Radiation Plus Short-Term Hormone Therapy Improves Survival of Men with Early-Stage Prostate Cancer
In men with intermediate-risk, early stage prostate cancer, short-term treatment to lower male sex hormones given in combination with radiation therapy prolonged overall survival compared with radiation therapy alone, according to an NCI-supported clinical trial. The results of the study were published July 14 in the New England Journal of Medicine.The trial, which was conducted by the Radiation Therapy Oncology Group (RTOG) at 212 centers in the United States and Canada, enrolled nearly 2,000 patients with localized nonmetastatic prostate cancer and with serum prostate-specific antigen (PSA) levels of less than 20 ng/ml. Patients were randomly assigned to treatment with radiation therapy alone or radiation therapy plus short-term (4 months) androgen deprivation therapy (STADT) using drugs that drastically lowered their natural production of testosterone.
The researchers reported a statistically significant improvement in overall survival after 10 years for participants who received STADT plus radiation compared with those who received radiation therapy alone (62 percent versus 57 percent overall survival).
Men who received radiation therapy plus STADT were also less likely than men who received radiation therapy alone to die of prostate cancer (4 percent versus 8 percent). Benefits of the combined treatment were limited mainly to patients with intermediate-risk disease and were not seen for men with low-risk prostate cancer, the researchers said. (Men with intermediate-risk disease have higher Gleason scores, PSA, and clinical stage values than men with low-risk disease.)

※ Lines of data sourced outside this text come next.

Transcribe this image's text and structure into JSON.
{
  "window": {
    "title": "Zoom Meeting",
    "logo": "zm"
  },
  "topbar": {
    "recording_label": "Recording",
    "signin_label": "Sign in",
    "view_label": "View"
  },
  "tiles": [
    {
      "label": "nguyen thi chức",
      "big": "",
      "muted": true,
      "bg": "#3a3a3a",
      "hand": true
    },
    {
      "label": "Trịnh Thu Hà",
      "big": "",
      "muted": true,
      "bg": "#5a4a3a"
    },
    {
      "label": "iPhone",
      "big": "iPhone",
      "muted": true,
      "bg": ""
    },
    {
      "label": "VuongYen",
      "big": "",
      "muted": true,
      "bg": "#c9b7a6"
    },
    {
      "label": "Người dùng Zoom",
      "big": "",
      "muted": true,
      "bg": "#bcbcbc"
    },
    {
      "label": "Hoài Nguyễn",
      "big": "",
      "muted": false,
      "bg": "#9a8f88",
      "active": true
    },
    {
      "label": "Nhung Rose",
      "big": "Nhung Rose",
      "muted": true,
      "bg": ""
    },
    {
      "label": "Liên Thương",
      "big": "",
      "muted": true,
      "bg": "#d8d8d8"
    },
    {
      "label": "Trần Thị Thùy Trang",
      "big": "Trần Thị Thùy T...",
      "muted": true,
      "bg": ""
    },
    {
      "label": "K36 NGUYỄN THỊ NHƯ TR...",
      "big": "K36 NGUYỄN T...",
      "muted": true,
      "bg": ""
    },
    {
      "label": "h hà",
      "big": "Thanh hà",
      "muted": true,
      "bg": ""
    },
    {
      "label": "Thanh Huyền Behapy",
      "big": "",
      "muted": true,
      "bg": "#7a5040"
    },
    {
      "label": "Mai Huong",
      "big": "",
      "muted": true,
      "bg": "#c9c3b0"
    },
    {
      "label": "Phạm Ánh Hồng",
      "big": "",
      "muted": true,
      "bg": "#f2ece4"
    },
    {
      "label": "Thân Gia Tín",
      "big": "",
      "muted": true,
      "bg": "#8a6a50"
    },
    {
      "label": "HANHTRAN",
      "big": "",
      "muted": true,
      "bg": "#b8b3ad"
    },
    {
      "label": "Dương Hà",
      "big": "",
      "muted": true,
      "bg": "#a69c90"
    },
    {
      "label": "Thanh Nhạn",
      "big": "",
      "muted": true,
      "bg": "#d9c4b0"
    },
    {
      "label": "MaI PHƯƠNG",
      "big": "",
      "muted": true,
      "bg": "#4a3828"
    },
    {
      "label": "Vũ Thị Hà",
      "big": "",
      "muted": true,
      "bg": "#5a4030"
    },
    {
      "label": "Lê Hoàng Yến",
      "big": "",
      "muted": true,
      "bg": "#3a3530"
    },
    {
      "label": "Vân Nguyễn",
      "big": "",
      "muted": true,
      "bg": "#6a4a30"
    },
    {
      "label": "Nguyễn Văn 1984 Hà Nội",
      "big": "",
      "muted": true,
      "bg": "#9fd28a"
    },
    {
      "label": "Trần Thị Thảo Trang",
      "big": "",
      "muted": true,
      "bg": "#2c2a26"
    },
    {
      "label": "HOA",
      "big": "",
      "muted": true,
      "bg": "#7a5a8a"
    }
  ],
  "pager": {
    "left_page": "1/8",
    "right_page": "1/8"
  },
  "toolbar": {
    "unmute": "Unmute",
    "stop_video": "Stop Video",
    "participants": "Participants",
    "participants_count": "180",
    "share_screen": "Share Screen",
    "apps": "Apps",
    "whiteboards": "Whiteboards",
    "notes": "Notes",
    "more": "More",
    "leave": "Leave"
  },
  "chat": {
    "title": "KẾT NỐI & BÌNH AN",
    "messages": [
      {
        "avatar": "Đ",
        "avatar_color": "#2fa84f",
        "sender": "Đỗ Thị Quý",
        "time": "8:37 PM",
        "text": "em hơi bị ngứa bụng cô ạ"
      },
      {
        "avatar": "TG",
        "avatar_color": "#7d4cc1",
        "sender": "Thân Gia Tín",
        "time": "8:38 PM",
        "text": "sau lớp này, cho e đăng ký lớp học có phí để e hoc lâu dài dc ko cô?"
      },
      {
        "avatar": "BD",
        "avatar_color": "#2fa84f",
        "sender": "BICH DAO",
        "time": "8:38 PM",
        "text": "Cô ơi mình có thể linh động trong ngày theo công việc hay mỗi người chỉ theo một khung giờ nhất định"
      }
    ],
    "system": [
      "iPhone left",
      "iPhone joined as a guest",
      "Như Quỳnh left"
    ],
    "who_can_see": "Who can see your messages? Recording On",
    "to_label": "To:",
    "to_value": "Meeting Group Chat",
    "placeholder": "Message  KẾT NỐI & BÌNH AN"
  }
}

The study included nearly 400 black men, who have a higher prostate cancer risk than white men. Benefits from the addition of STADT were similar in white and black men for 10-year overall survival, prostate cancer-specific mortality, and biochemical failure (i.e., a rise in PSA levels after initially lowered levels due to androgen deprivation therapy).
“This study has important significance for clinical care,” said lead author Dr. Christopher U. Jones, of Radiological Associates of Sacramento, CA. “We now have strong scientific evidence about which patients with early-stage prostate cancer benefit from STADT” added to conventional radiation therapy. But the authors also note that new radiotherapy techniques now make it possible to use higher doses of radiation than were used in this study. A successor RTOG study will investigate the value of adding STADT in men with intermediate-risk disease treated with these new radiation methods.